KPK Periksa Ketua DPD PDIP Jabar serta Saksi Lain dalam Kasus Suap Ijon Proyek Bekasi

Oleh: Panji Septo R
Kamis, 15 Januari 2026 | 12:50 WIB
Ketua DPD PDIP Jawa Barat Ono Surono (tengah). (Foto/Dok PDIP)
Ketua DPD PDIP Jawa Barat Ono Surono (tengah). (Foto/Dok PDIP)

BeritaNasional.com - Komisi Pemberantasan Korupsi (KPK) menjadwalkan pemeriksaan terhadap Ketua DPD PDIP Jawa Barat Ono Surono (ONS) terkait kasus dugaan suap ijon proyek di lingkungan Pemerintah Kabupaten (Pemkab) Bekasi.

Sebagai informasi, kasus ini telah menjerat Bupati Bekasi nonaktif Ade Kuswara Kunang bersama ayahnya, HM Kunang, sebagai tersangka.

"Hari ini, KPK menjadwalkan pemeriksaan terhadap saksi dugaan korupsi terkait suap ijon proyek di Pemkab Bekasi," ujar Jubir KPK Budi Prasetyo dalam keterangan tertulis pada Kamis (15/1/2026).

"ONS, ketua DPD PDIP Jawa Barat," tambahnya.

Selain Ono, KPK juga memanggil tujuh saksi lain terkait perkara tersebut. Di antaranya, Kepala Bidang Pengelolaan Sumber Daya Air Agung Mulya.

Kemudian, Kepala Bidang Pembangunan Jalan Kabupaten Bekasi Dede Haerul dan Kepala Bidang Pembangunan Jembatan Kabupaten Bekasi Ahmad Fauzi.

Lalu, Kepala Bidang Bina Konstruksi Kabupaten Bekasi Teni Intania, PPK Sumber Daya Air Kabupaten Bekasi Agung Jatmika, PPK Pembangunan Jalan Kabupaten Bekasi Hasri, dan PPK Jembatan Kabupaten Bekasi Tulus.

"Pemeriksaan dilakukan di Gedung Merah Putih KPK," kata Budi.

Perkara ini berawal dari OTT KPK yang menyeret Bupati Bekasi nonaktif Ade Kuswara Kunang terkait dugaan dana ijon proyek senilai Rp9,5 miliar.

KPK menetapkan tiga tersangka, yakni Ade Kuswara Kunang, HM Kunang selaku kepala Desa Sukadami sekaligus ayah Ade, serta Sarjan selaku pihak swasta.
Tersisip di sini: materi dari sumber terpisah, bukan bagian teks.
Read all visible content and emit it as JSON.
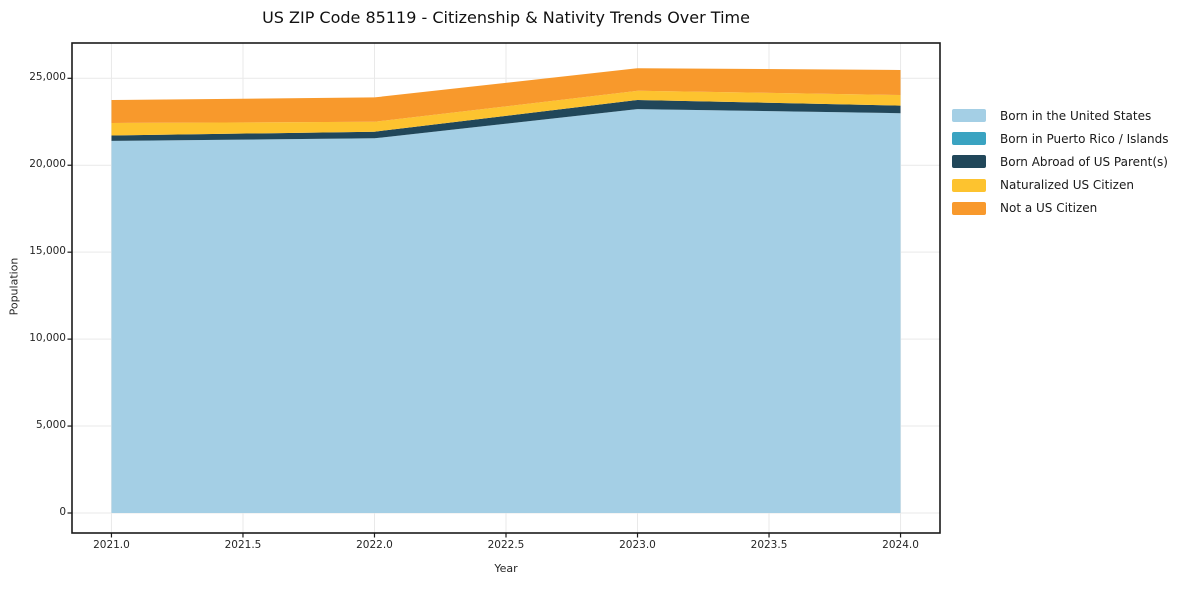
{
  "figure": {
    "title": "US ZIP Code 85119 - Citizenship & Nativity Trends Over Time",
    "background": "#ffffff"
  },
  "axes": {
    "xlabel": "Year",
    "ylabel": "Population",
    "xlim": [
      2020.85,
      2024.15
    ],
    "ylim": [
      -1150,
      27030
    ],
    "x_ticks": {
      "values": [
        2021.0,
        2021.5,
        2022.0,
        2022.5,
        2023.0,
        2023.5,
        2024.0
      ],
      "labels": [
        "2021.0",
        "2021.5",
        "2022.0",
        "2022.5",
        "2023.0",
        "2023.5",
        "2024.0"
      ]
    },
    "y_ticks": {
      "values": [
        0,
        5000,
        10000,
        15000,
        20000,
        25000
      ],
      "labels": [
        "0",
        "5,000",
        "10,000",
        "15,000",
        "20,000",
        "25,000"
      ]
    },
    "grid": true,
    "grid_color": "#e9e9e9",
    "spine_color": "#1a1a1a",
    "tick_color": "#1a1a1a"
  },
  "chart_data": {
    "type": "area",
    "stacked": true,
    "title": "US ZIP Code 85119 - Citizenship & Nativity Trends Over Time",
    "xlabel": "Year",
    "ylabel": "Population",
    "x": [
      2021,
      2022,
      2023,
      2024
    ],
    "series": [
      {
        "name": "Born in the United States",
        "color": "#a4cfe5",
        "values": [
          21400,
          21550,
          23230,
          22990
        ]
      },
      {
        "name": "Born in Puerto Rico / Islands",
        "color": "#3aa3c1",
        "values": [
          0,
          0,
          0,
          0
        ]
      },
      {
        "name": "Born Abroad of US Parent(s)",
        "color": "#21475a",
        "values": [
          310,
          380,
          520,
          440
        ]
      },
      {
        "name": "Naturalized US Citizen",
        "color": "#fdc32f",
        "values": [
          720,
          570,
          530,
          610
        ]
      },
      {
        "name": "Not a US Citizen",
        "color": "#f8992c",
        "values": [
          1320,
          1400,
          1300,
          1440
        ]
      }
    ],
    "totals": [
      23750,
      23900,
      25580,
      25480
    ],
    "legend_position": "right-outside",
    "xrange_shown": [
      2021.0,
      2024.0
    ],
    "yrange_shown": [
      0,
      25000
    ]
  }
}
Ade Kuswara dan HM Kunang disangkakan melanggar Pasal 12 a atau Pasal 11 serta Pasal 12B UU Tipikor juncto Pasal 55 ayat (1) ke-1 KUHP, serta Pasal 5 ayat (1) huruf a atau b atau Pasal 13 UU Tipikor juncto Pasal 55 ayat (1) ke-1 KUHP.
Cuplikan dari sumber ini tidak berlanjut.